Many of us grab our phones before anything else in the morning and it’s probably the last thing we touch before sleep. Though when I busy with my phone, sometimes I lose track of the people who are physically with me, but I never thought it’s an addiction, because phone made things easier in my life, I don’t carry pen, diary, any kind of shopping list, everything is in my phone. But then came the day when I forgot to charge the battery and had to carry the dead phone to the work. On the way, I had the feeling that something was vibrating and I thought it was my phone and obviously found nothing, similarly when I had something in mind to tweet, I could do nothing but staring at my dead phone. To cut to the chase, those 60 odd minutes made me realize, that how difficult life is without a phone.
Can the aforementioned feelings be described as Phantom limb syndrome?

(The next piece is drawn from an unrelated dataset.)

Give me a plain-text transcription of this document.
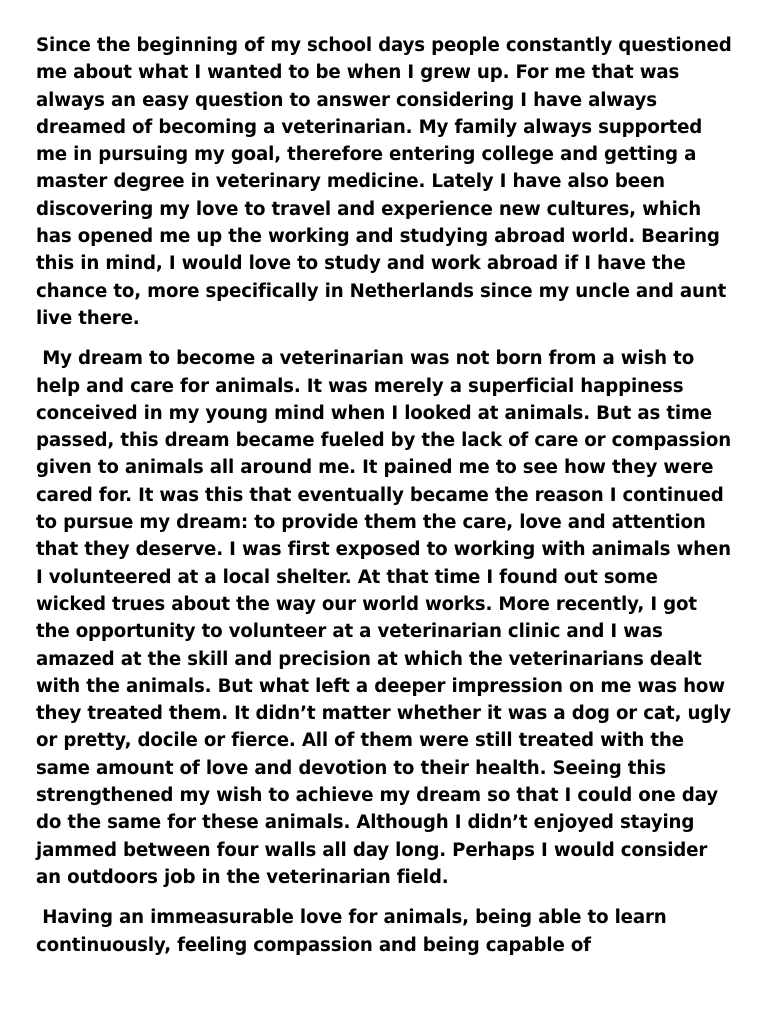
Since the beginning of my school days people constantly questioned me about what I wanted to be when I grew up. For me that was always an easy question to answer considering I have always dreamed of becoming a veterinarian. My family always supported me in pursuing my goal, therefore entering college and getting a master degree in veterinary medicine. Lately I have also been discovering my love to travel and experience new cultures, which has opened me up the working and studying abroad world. Bearing this in mind, I would love to study and work abroad if I have the chance to, more specifically in Netherlands since my uncle and aunt live there.

My dream to become a veterinarian was not born from a wish to help and care for animals. It was merely a superficial happiness conceived in my young mind when I looked at animals. But as time passed, this dream became fueled by the lack of care or compassion given to animals all around me. It pained me to see how they were cared for. It was this that eventually became the reason I continued to pursue my dream: to provide them the care, love and attention that they deserve. I was first exposed to working with animals when I volunteered at a local shelter. At that time I found out some wicked trues about the way our world works. More recently, I got the opportunity to volunteer at a veterinarian clinic and I was amazed at the skill and precision at which the veterinarians dealt with the animals. But what left a deeper impression on me was how they treated them. It didn’t matter whether it was a dog or cat, ugly or pretty, docile or fierce. All of them were still treated with the same amount of love and devotion to their health. Seeing this strengthened my wish to achieve my dream so that I could one day do the same for these animals. Although I didn’t enjoyed staying jammed between four walls all day long. Perhaps I would consider an outdoors job in the veterinarian field.

Having an immeasurable love for animals, being able to learn continuously, feeling compassion and being capable of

Phantom limb syndrome is suffered by many amputees, who feel strange and often painful sensations coming from their missing limbs. According to medics, a phantom limb is the sensation that an amputated or missing limb is still attached to the body and is moving appropriately with other body parts (Wikipedia FTW).
But the phone is not a part of our body, or is it?
I use my gadgets so much, and so many people do these days, that we may consider them to be part of ourselves. Our reliance on Smart phone reached to the point where we feel their absence as painful as limbs; just imagine the life few years down the road?
In today’s world, Smart phones aren't just a mean of communication, these toys are absolutely critical for managing our personal life and work. Since most of us live a life that is very much lost in social media, Smart phones took the centre stage, because it is the quickest way that connects us to the Internet. Apps for news and weather have become very much of a routine in the morning, even in this part of the world, many of us use Google Maps & others Smart phone apps for navigation, albeit still the largest percentage of people use their phones for twitter, Facebook and others forms of social networking.
Coming back to the question; is it an addiction?
Many believe it isn't while some contend that it's fast on its way to being classified as a disease similar to drug addiction or gambling.
Dr. David Greenfield, a psychologist who is an expert on Internet-related behaviours at The Center for Internet and Technology Addiction, says he predicted a decade ago that people would become ultra-dependent on mobile devices, even more than they are on PCs and laptops. Since phones don't weigh much and fit easily into a pocket or a purse, "the threshold is even easier to cross, and there's no end to it," Greenfield says. "You're pretty much hooked in wherever you are, if you want to be."
Greenfield says “constant and continual use of untethered devices produces chemical responses in the body similar to gambling. When compulsive gamblers win a hand, they are motivated to keep playing till they win again--no matter how much they lose in between”.
On account of my personal feelings, I can say it’s a kind of addiction, but worthy of having it, because smart phone has made my life better, easier and efficient. Maybe it’s not impossible to live life without them, but cell phone slaves know no other way to live.